Jake didn't confront him. He just followed until Trevor slipped back into his fancy brownstone, completely unaware he'd just sunk himself.
The next day, Jake worked quietly. He logged the security cam footage from a nearby deli showing Trevor walking past with the spray cans. He pulled a forensic sample from the paint left on the last cruiser and sent it to the lab. Then he printed out the photo sequence and neatly filed it into a presentation folder labeled:
"Case 0479-V: Vandalism — Targeted on NYPD Property"
Rosa peeked over her computer.
"You've been quiet."
Jake looked up. "I'm just focused."
"Unnerving."
Jake smiled and said nothing.
Later that day, Jake walked into Captain Holt's office and placed the folder on the desk.
"Captain. I'd like you to review this case before I move it forward."
Holt glanced down. "Another cruiser tagged?"
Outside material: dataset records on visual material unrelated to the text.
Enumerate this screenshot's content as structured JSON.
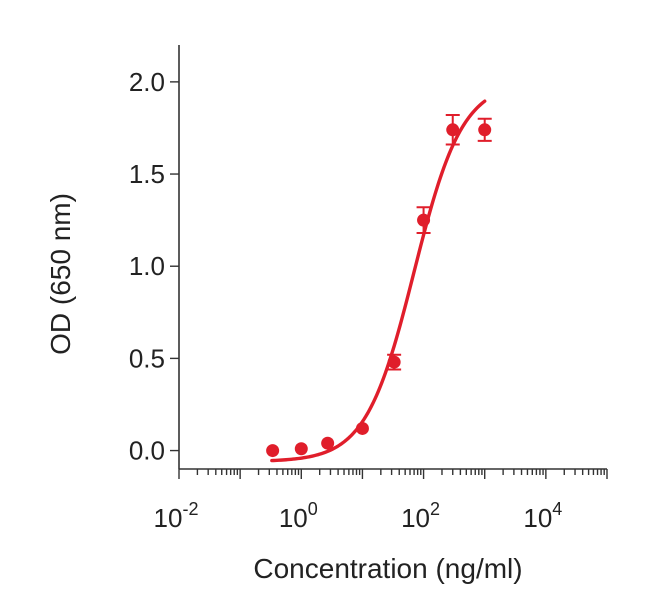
{
  "chart_data": {
    "type": "scatter",
    "title": "",
    "xlabel": "Concentration (ng/ml)",
    "ylabel": "OD (650 nm)",
    "x_scale": "log10",
    "xlim": [
      0.01,
      100000
    ],
    "ylim": [
      -0.1,
      2.2
    ],
    "x_ticks": [
      {
        "base": "10",
        "exp": "-2",
        "value": 0.01
      },
      {
        "base": "10",
        "exp": "0",
        "value": 1
      },
      {
        "base": "10",
        "exp": "2",
        "value": 100
      },
      {
        "base": "10",
        "exp": "4",
        "value": 10000
      }
    ],
    "y_ticks": [
      {
        "label": "0.0",
        "value": 0.0
      },
      {
        "label": "0.5",
        "value": 0.5
      },
      {
        "label": "1.0",
        "value": 1.0
      },
      {
        "label": "1.5",
        "value": 1.5
      },
      {
        "label": "2.0",
        "value": 2.0
      }
    ],
    "grid": false,
    "color": "#e01e2b",
    "points": [
      {
        "x": 0.34,
        "y": 0.0,
        "err": 0
      },
      {
        "x": 1.0,
        "y": 0.01,
        "err": 0
      },
      {
        "x": 2.7,
        "y": 0.04,
        "err": 0
      },
      {
        "x": 10,
        "y": 0.12,
        "err": 0
      },
      {
        "x": 33,
        "y": 0.48,
        "err": 0.04
      },
      {
        "x": 100,
        "y": 1.25,
        "err": 0.07
      },
      {
        "x": 300,
        "y": 1.74,
        "err": 0.08
      },
      {
        "x": 1000,
        "y": 1.74,
        "err": 0.06
      }
    ],
    "fit": {
      "model": "4PL",
      "bottom": -0.06,
      "top": 2.0,
      "ec50": 70,
      "hill": 1.1,
      "x_range": [
        0.33,
        1000
      ]
    }
  }
}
"Same MO. But this time, I have everything — suspect photos, security footage, paint analysis, the works."
Holt opened the folder and scanned it silently.
"You've put together a thorough case," he said finally.
"I'd like to forward it through internal channels," Jake said. "No press. No stunts. Just… let the system do what it's supposed to do."
Holt looked up, clearly understanding the subtext. He said nothing about the suspect's name, though it was right there in black and white.
"Very well," Holt replied. "I'll submit this to Internal Affairs. Quietly."
Jake nodded. "Thank you, Captain."
As Jake turned to leave, Holt added, "Detective… good work. And… wise restraint."
Jake allowed himself a small smile. "Thank you, sir."
A week later, Jake received the update via email: Trevor Podolski had been suspended from school, fined, and sentenced to 100 hours of community service — cleaning NYPD vehicles.
Jake read the message twice, then leaned back in his chair.
Justice delivered.
Rosa walked by and casually tossed a donut at him.
"You gonna brag about it now?"
"Nope," Jake said, catching it one-handed. "Sometimes it's better to win quiet."
Terry looked up from his paperwork. "You're creeping me out with this calm, responsible energy."
Jake shrugged and bit into the donut. "Get used to it."
As the bullpen buzzed around him with the usual chaos of calls, coffee, and conversations, Jake Peralta leaned back and smirked quietly to himself.